Что ж, идём. Но то идём, то бежим. А куда, что? – минутами не пойму, не соображаю. И ведь вдуматься бы тогда: сумасшествие, сумасбродство, погибель наша. Ночь, пустынно, ни огонька, город вымерший и тихий, как кладбище. Только раз, другой пронеслась машина. Мы поняли: воронок. Жуть. Кого-нибудь ещё арестовали и везут на бойню. Собаки, заслыша наши шаги, просыпаются – брешут, рвутся с цепи, подлые. Страшно: не дай бог, кто заметит, – скрутят, вызовут воронок и – пропали мы. Я-то – ладно, уж пожила, порадовалась свету божьему, а вот Пашу, мальчонку, загубят почём зря.

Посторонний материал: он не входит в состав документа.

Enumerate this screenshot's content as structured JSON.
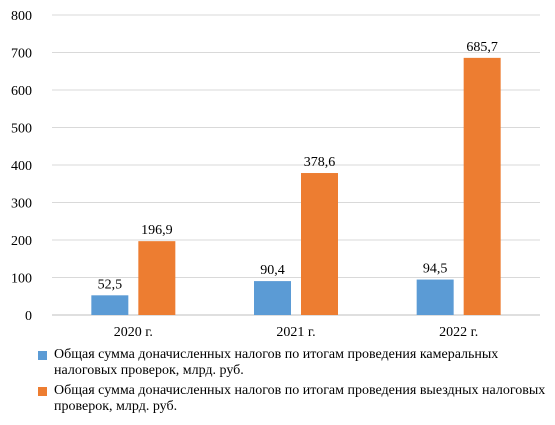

Морозно, зазимки инея и ледка под ногами шуршат и хрустят – ведь уже октябрь. Но жарко, вся горю, вся в огне. Как прошли улицами и заулками Иркутска, даже как минули этот наш огромный мост через Ангару, а потом за Знаменским монастырём двинулись тропами и прогалинами по берегу Ушаковки, – не вполне помню. Будто не сама я шла, а какая-то неведомая сила меня несла на крыльях. В пути припомнились мне давнишние разговоры про Дачу лунного короля. Народ уже наслышан был о Даче, о спецзоне, но как-то верилось – не верилось, что людей там убивают, ни за что ни про что убивают, казнят. А прозвание, к слову, она такое получила ещё до революции: в тех краях после якутской каторги обосновался, кажется, в семидесятых годах прошлого века, ссыльный поляк-революционер, знатный дворянин, по фамилии, если помять не изменяет, Огрызко. Дом основательный построил и долгие годы прожил в нём. Потом, говорят, на родину в Польшу всё-таки уехал. Какое-то у него было сложное заболевание глаз: на дневном свету ему совсем нельзя было находиться, и он лишь потемну выходил на свежий воздух, прогуливался. Полноценно жил, можно сказать, по ночам. И вот теперь снова здесь началась ночная, но уже чёрная, безобразная жизнь. По словам Гоши, скотобойню открыли: привозят – убивают, привозят – убивают. И трупами привозят, в подвалах убивив, и живыми везут, но путь всем один – в землю, в братскую могилу. Да, только наличием могил люди и отличались от скота. Уму непостижимо, деточка моя Катя.
Голос старушки ссекло, она замолчала. Однако Екатерине показалось, что голос всё же звучит, своевольно продолжая страшный рассказ. Но Екатерина догадывается: это её сердце слышит сердце несчастной женщины – матери и жены.
– Ну, вот, опять я замолчала. Но надо досказать, обязательно надо. Ты – молодая, тебе жить дальше и… помнить. Обязательно помнить… Так, идём мы, идём. Темень, незнакомая округа, то леса́ чащобников, то распахи еланей, каких-то вырубок, торфяных ям. Уж начинало казаться: и здесь были, и там были. Думала, заблудились, кружим и никакой Дачи лунного короля не отыщем.
Ан нет! Сынок мой вдруг останавливается, всматривается, указывает рукой и шепчет: «Вон Дача лунного короля!» Я обмерла, хотя самого дома разглядеть не могу: кусты и мрак утаивают его, только горбину кровли угадываю. «Так вот они где гулеванят», – думаю.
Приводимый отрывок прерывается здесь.